With compiler optimizations turned on, the compiler can optimize away the loop in threadfunc(). It recognizes that the loop is simply incrementing the shared variable 10 million times, so it transforms the loop into a single addl instruction with immediate value 10 million.

The compiled program appears to run and produce the correct output, but if we run it in a loop (./incr-basic | uniq), it will eventually print a value like 30000000 or even 20000000. This happens because even with the single addition of ten million, there is still a race condition between the four additions that different threads execute.

This is the behavior of running two increments on the same variable in x86 assembly. In C/C++, accessing shared memory from different threads without proper synchronization is undefined behavior, unless all accesses are reads.

This gives rise to a basic rule of synchronization: if two or more threads can concurrently access an object, and at least one of the accesses is a write, a race condition can occur and synchronization is required. We will look at different synchronization mechanisms next.

There are two ways to synchronize shared memory accesses in C++. We will describe a low-level approach, using C++'s std::atomic library, first, before introducing a higher level and more general way of performing synchronization.

Atomics

Processors have special, atomic instructions that always execute without racing with any other processor's accesses. These instructions are "indivisible" (which is what the notion of "atomic" refers to in physics!), i.e., the processor does not internally decompose atomic instructions into smaller micro-code instructions. Atomic instructions are generally slower and more expensive (in terms of energy) to execute than normal instructions.

incr-atomic.cc implements synchronized shared-memory access using C++ atomics, which the compiler will translate into atomic instructions. The relevant code in threadfunc() is shown below:

void threadfunc(std::atomic* x) {
    for (int i = 0; i != 10000000; ++i) {
        x->fetch_add(1);
        // `*x += 1` and `(*x)++` also work!
    }
}

C++'s atomics library implements atomic additions using an x86-64's atomic instruction. When we use objdump to inspect the assembly of threadfunc(), we see an lock addl ... instruction instead of just addl .... The lock prefix of the addl instruction asks the processor to hold on to the cache line with the shared variable (or in Intel terms, "lock the memory bus") until the entire addl instruction has completed.

C++ atomics and lock-prefixed instructions only work with word-sized variables that cannot span multiple cache lines. (Recall that the alignment unit discussed that one reason for alignment is to avoid primitive types spanning cache blocks; here this notion surfaces again!)

Mutexes

But what if you do need to synchronize access to a larger object, such as an array or a struct?

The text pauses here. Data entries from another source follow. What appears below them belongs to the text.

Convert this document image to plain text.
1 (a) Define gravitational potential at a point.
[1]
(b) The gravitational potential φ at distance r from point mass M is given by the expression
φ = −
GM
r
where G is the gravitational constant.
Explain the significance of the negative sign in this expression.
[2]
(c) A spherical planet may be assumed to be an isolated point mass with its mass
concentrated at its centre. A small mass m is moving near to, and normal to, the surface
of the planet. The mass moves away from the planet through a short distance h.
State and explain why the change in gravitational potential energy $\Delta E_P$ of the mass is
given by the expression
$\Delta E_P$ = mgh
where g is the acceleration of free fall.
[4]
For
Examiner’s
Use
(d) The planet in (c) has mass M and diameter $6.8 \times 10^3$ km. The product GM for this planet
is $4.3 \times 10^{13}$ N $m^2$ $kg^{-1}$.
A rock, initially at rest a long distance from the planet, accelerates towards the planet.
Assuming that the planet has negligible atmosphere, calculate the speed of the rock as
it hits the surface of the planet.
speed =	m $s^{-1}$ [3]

A more general way to perform synchronized access to arbitrary data in memory is called a mutex (short for "mutual exclusion"), and it's an example of a synchronization object.

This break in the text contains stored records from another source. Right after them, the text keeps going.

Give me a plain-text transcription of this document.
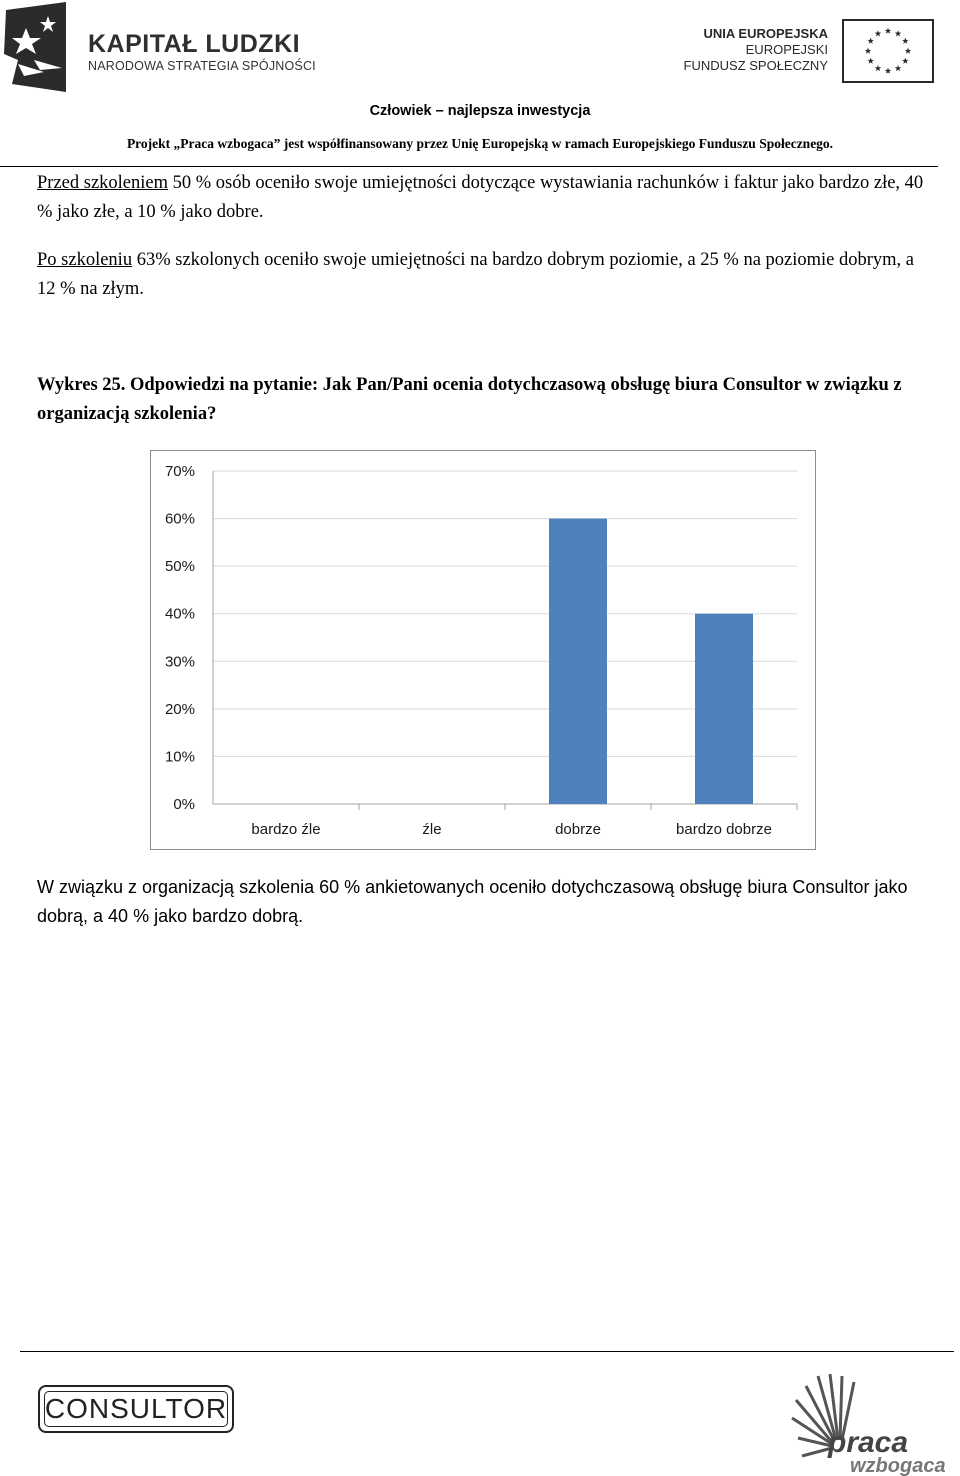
KAPITAŁ LUDZKI
NARODOWA STRATEGIA SPÓJNOŚCI
UNIA EUROPEJSKA
EUROPEJSKI
FUNDUSZ SPOŁECZNY
Człowiek – najlepsza inwestycja
Projekt „Praca wzbogaca” jest współfinansowany przez Unię Europejską w ramach Europejskiego Funduszu Społecznego.

Przed szkoleniem 50 % osób oceniło swoje umiejętności dotyczące wystawiania rachunków i faktur jako bardzo złe, 40 % jako złe, a 10 % jako dobre.

Po szkoleniu 63% szkolonych oceniło swoje umiejętności na bardzo dobrym poziomie, a 25 % na poziomie dobrym, a 12 % na złym.

Wykres 25. Odpowiedzi na pytanie: Jak Pan/Pani ocenia dotychczasową obsługę biura Consultor w związku z organizacją szkolenia?

0%
10%
20%
30%
40%
50%
60%
70%
bardzo źle	źle	dobrze	bardzo dobrze

W związku z organizacją szkolenia 60 % ankietowanych oceniło dotychczasową obsługę biura Consultor jako dobrą, a 40 % jako bardzo dobrą.

CONSULTOR
praca
wzbogaca
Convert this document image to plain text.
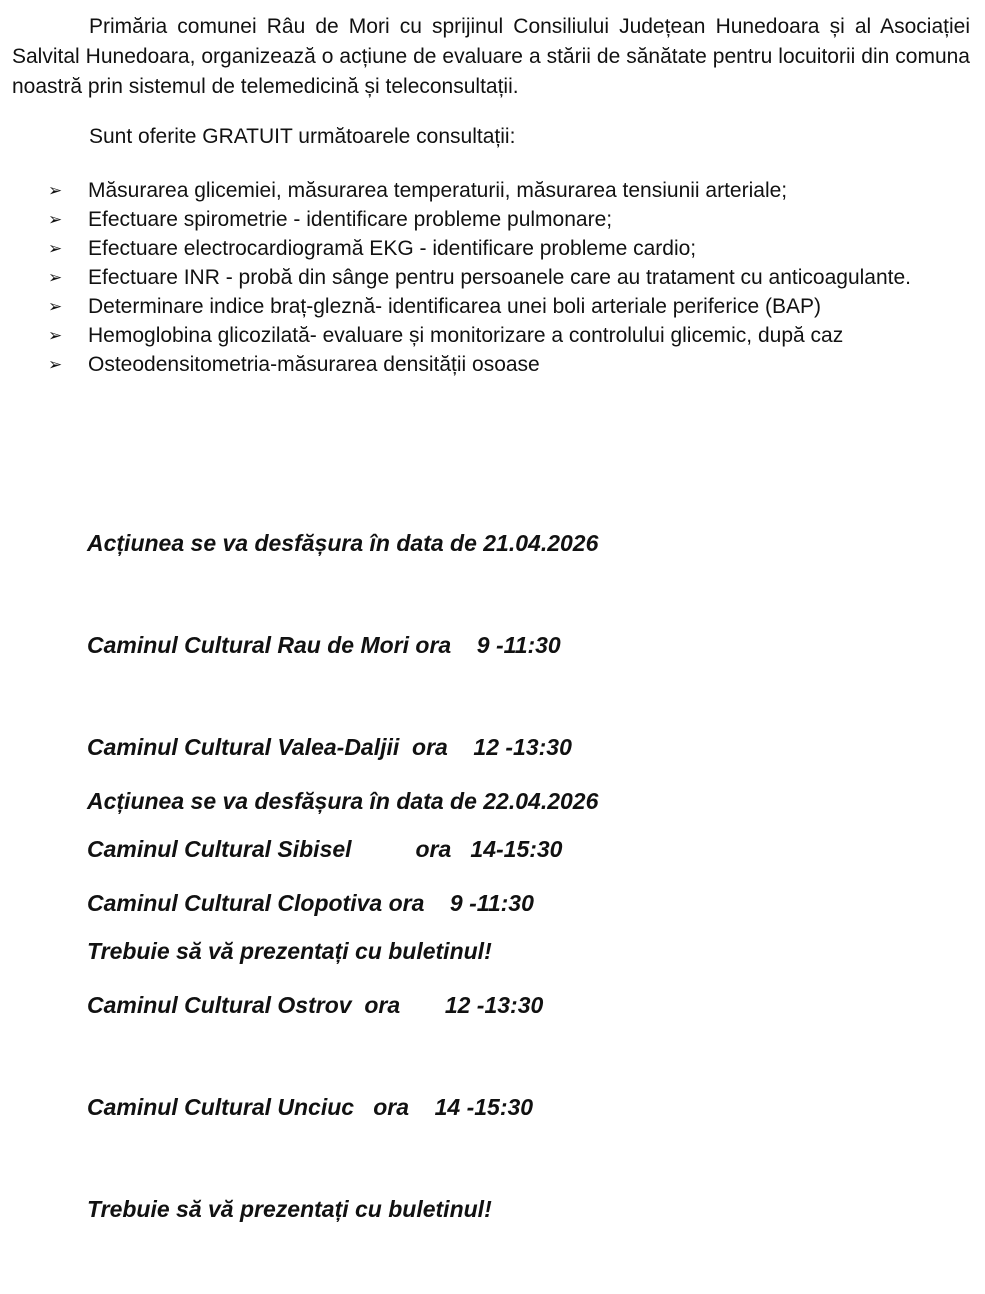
Primăria comunei Râu de Mori cu sprijinul Consiliului Județean Hunedoara și al Asociației Salvital Hunedoara, organizează o acțiune de evaluare a stării de sănătate pentru locuitorii din comuna noastră prin sistemul de telemedicină și teleconsultații.

Sunt oferite GRATUIT următoarele consultații:
➢ Măsurarea glicemiei, măsurarea temperaturii, măsurarea tensiunii arteriale;
➢ Efectuare spirometrie - identificare probleme pulmonare;
➢ Efectuare electrocardiogramă EKG - identificare probleme cardio;
➢ Efectuare INR - probă din sânge pentru persoanele care au tratament cu anticoagulante.
➢ Determinare indice braț-gleznă- identificarea unei boli arteriale periferice (BAP)
➢ Hemoglobina glicozilată- evaluare și monitorizare a controlului glicemic, după caz
➢ Osteodensitometria-măsurarea densității osoase

Acțiunea se va desfășura în data de 21.04.2026

Caminul Cultural Rau de Mori ora    9 -11:30

Caminul Cultural Valea-Daljii  ora    12 -13:30

Caminul Cultural Sibisel          ora   14-15:30

Trebuie să vă prezentați cu buletinul!

Acțiunea se va desfășura în data de 22.04.2026

Caminul Cultural Clopotiva ora    9 -11:30

Caminul Cultural Ostrov  ora       12 -13:30

Caminul Cultural Unciuc   ora    14 -15:30

Trebuie să vă prezentați cu buletinul!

We will talk about mutexes and synchronization objects in more detail next time.

Summary

Today, we started to explore the complexities that concurrency within a single process (using threads) can introduce. In particular, we learned about race conditions, which occur when multiple threads access the same memory location and at least one of these accesses is a write.

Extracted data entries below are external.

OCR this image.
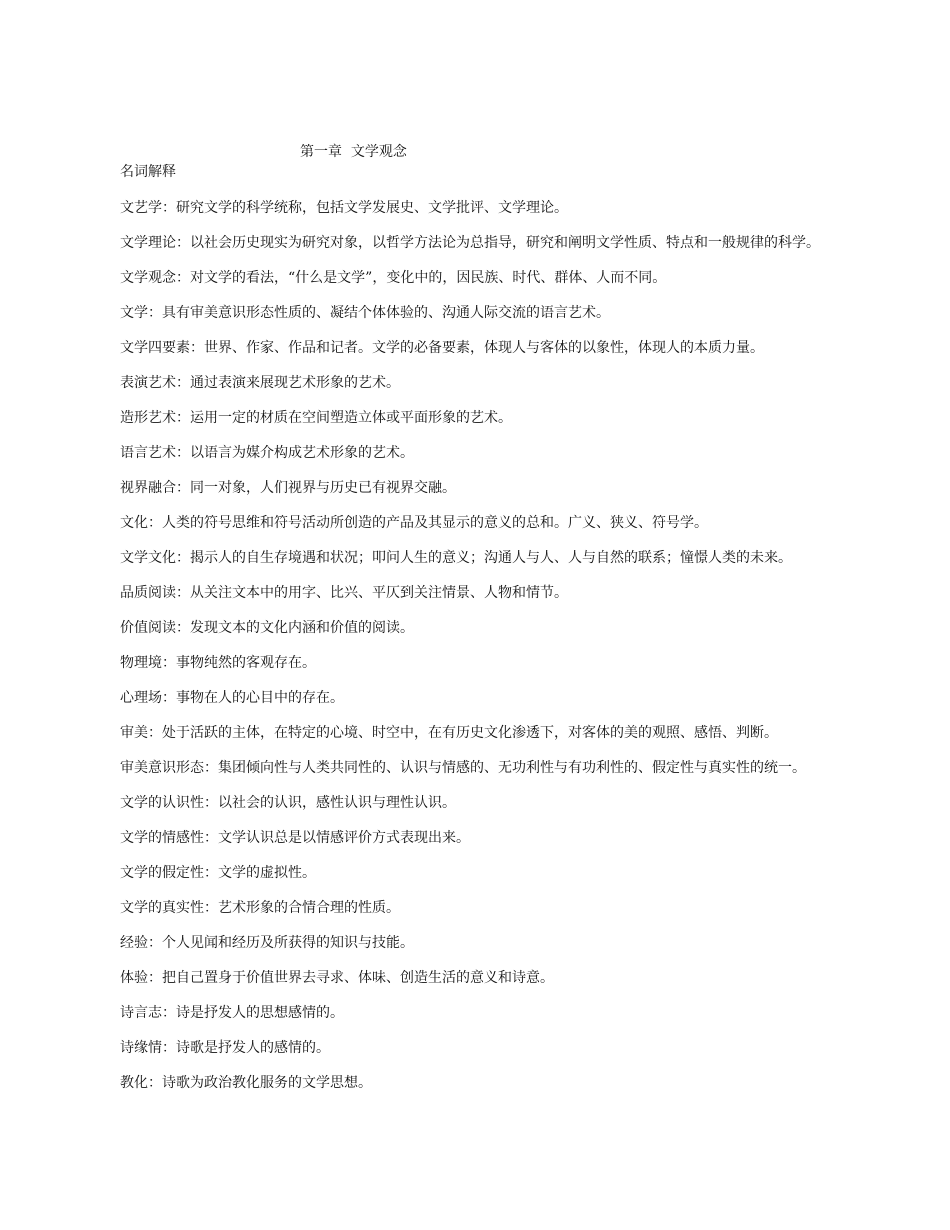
第一章  文学观念
名词解释

文艺学：研究文学的科学统称，包括文学发展史、文学批评、文学理论。

文学理论：以社会历史现实为研究对象，以哲学方法论为总指导，研究和阐明文学性质、特点和一般规律的科学。

文学观念：对文学的看法，“什么是文学”，变化中的，因民族、时代、群体、人而不同。

文学：具有审美意识形态性质的、凝结个体体验的、沟通人际交流的语言艺术。

文学四要素：世界、作家、作品和记者。文学的必备要素，体现人与客体的以象性，体现人的本质力量。

表演艺术：通过表演来展现艺术形象的艺术。

造形艺术：运用一定的材质在空间塑造立体或平面形象的艺术。

语言艺术：以语言为媒介构成艺术形象的艺术。

视界融合：同一对象，人们视界与历史已有视界交融。

文化：人类的符号思维和符号活动所创造的产品及其显示的意义的总和。广义、狭义、符号学。

文学文化：揭示人的自生存境遇和状况；叩问人生的意义；沟通人与人、人与自然的联系；憧憬人类的未来。

品质阅读：从关注文本中的用字、比兴、平仄到关注情景、人物和情节。

价值阅读：发现文本的文化内涵和价值的阅读。

物理境：事物纯然的客观存在。

心理场：事物在人的心目中的存在。

审美：处于活跃的主体，在特定的心境、时空中，在有历史文化渗透下，对客体的美的观照、感悟、判断。

审美意识形态：集团倾向性与人类共同性的、认识与情感的、无功利性与有功利性的、假定性与真实性的统一。

文学的认识性：以社会的认识，感性认识与理性认识。

文学的情感性：文学认识总是以情感评价方式表现出来。

文学的假定性：文学的虚拟性。

文学的真实性：艺术形象的合情合理的性质。

经验：个人见闻和经历及所获得的知识与技能。

体验：把自己置身于价值世界去寻求、体味、创造生活的意义和诗意。

诗言志：诗是抒发人的思想感情的。

诗缘情：诗歌是抒发人的感情的。

教化：诗歌为政治教化服务的文学思想。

Race conditions are bad: they cause undefined behavior in the program, and often lead to hard-to-find bugs and seemingly bizarre data corruption. To avoid race conditions in our programs, we add synchronization, which orders acccesses by different threads such that they cannot interleave in undefined ways. Synchronization relies, ultimately, on atomic processor instructions, and we implement it using abstractions built on these atomic instructions. std::atomic (for primitive types) and mutexes (for synchronizing access to more complex datastructures) are examples of synchronization objects that a C++ program may use to synchronize access by multiple threads.